Last night, despite trade speculation with many teams, the Tennessee Titans drafted Marcus Mariota with the No. 2 overall pick in the 2015 NFL Draft. Mariota is now on his way to Tennessee to be introduced to the media, and it appears this pick will stick.
“Every minute we spent with him it just felt better and better,” Titans general manager Ruston Webster said of Mariota, via The Tennessean. “I think our whole room, coaching staff and scouts, the whole group, was extremely excited. … In the end, I think, to a man in the draft room, with our coaches, it was unanimous.
“There were several teams (interested in trading for the No. 2 spot). At the end of the day, we just felt strongly about Marcus and that was the direction we needed to go. There wasn’t enough reason for us not to take him.”
One of those teams was the Philadelphia Eagles and Mariota’s former college coach, Chip Kelly.
Kelly said, “It was just a really steep price. It’s like driving into a nice neighborhood and looking at a house and saying, ‘That’s really nice,’ and then they tell you the price and you turn around and drive away. We didn’t walk in the front door. We didn’t take a look around.”
Media and experts around the country reacted to the pick:
Mike Voss of the USA Today wrote, “Mariota was the best pick available … but he stands directly opposite of Whisenhunt’s offense on the spectrum. This is a marriage that will feature massive compromises if it has hope of succeeding.”
Titans ESPN reporter Paul Kuharsky raised a similar question. “Can Ken Whisenhunt revise his offense in a way that will spur the development of Marcus Mariota, the No. 2 pick in the draft, to grow into a pro-style pocket passer on a reasonably rapid curve? Can the Titans’ second-year coach, who gravitated to the immobile, cannon-armed Zach Mettenberger in 2014, find ways to use Mariota’s smooth-movement skills?”
CBS Sports’ Pete Prisco continued the skepticism, “Not that enthused about Titans going with QB Marcus Mariota. It’s a C- in my book. What if he doesn’t win the job?”
But — SI’s Peter King said the pick made sense for the Titans on multiple levels. “No one knows how he’ll adjust to the pressures of the NFL, but Whisenhunt isn’t concerned with how much he’s going to struggle learning how to call plays in the huddle (which he didn’t have to do at Oregon) or with the concepts of the pro offense.

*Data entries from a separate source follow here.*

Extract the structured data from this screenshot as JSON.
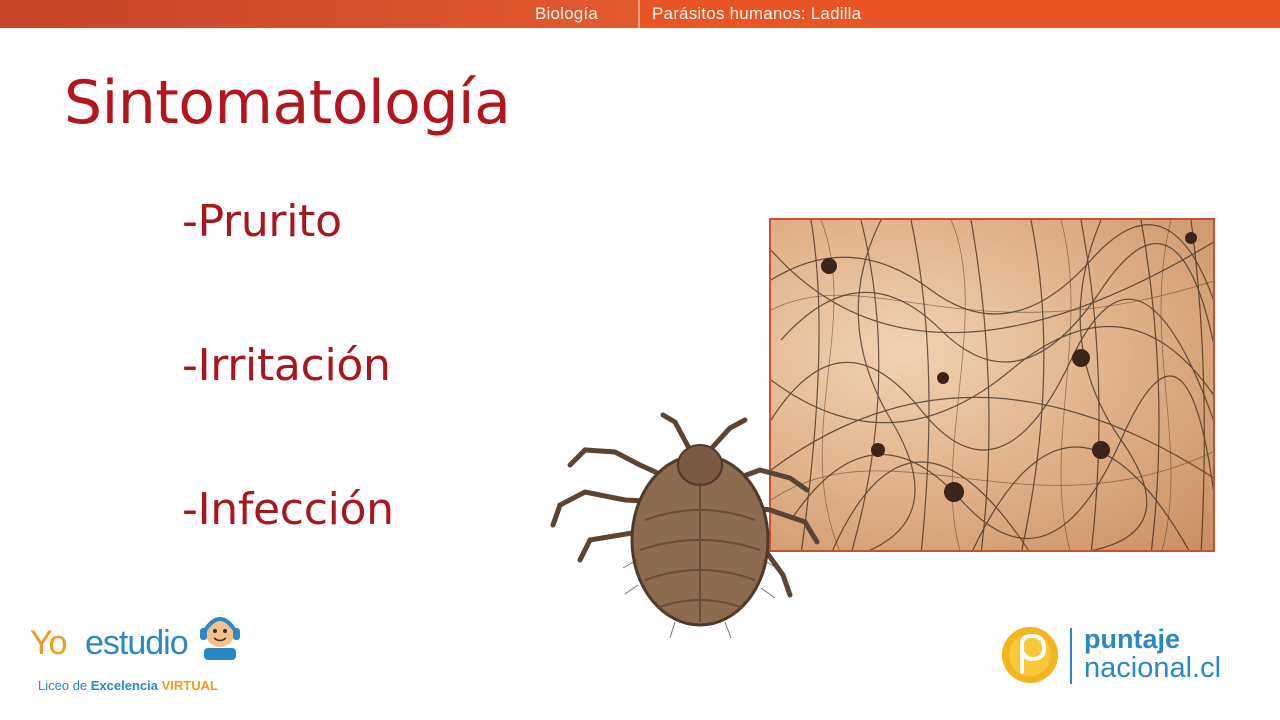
{
  "header": {
    "subject": "Biología",
    "topic": "Parásitos humanos: Ladilla"
  },
  "slide": {
    "title": "Sintomatología",
    "symptoms": [
      "-Prurito",
      "-Irritación",
      "-Infección"
    ]
  },
  "images": {
    "hair_photo": "pubic-hair-with-lice-photo",
    "louse": "crab-louse-illustration"
  },
  "logos": {
    "left": {
      "yo": "Yo",
      "estudio": "estudio",
      "tagline_prefix": "Liceo de ",
      "tagline_bold": "Excelencia",
      "tagline_virtual": "VIRTUAL"
    },
    "right": {
      "line1": "puntaje",
      "line2": "nacional.cl"
    }
  },
  "colors": {
    "header_left": "#c8442a",
    "header_right": "#e85424",
    "title": "#b3151d",
    "brand_blue": "#2a88c6",
    "brand_orange": "#f29a1c"
  }
}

As Whisenhunt watched Mariota on tape, he got to learn that the perception of him being just a running quarterback was false. Seventy percent of his throws were from the pocket in the national semifinal win over Florida State — those are the kinds of things that burst the bubble of the perception that Mariota can’t run a pro-style offense.
Mariota, Whisenhunt learned, “wasn’t just a runner with the occasional ability to move around and make throws outside the pocket. The majority of his throws were actually from the pocket.”
Marcus will be introduced to the Tennessee media today and I’m sure, handed a thick playbook at some point, as well.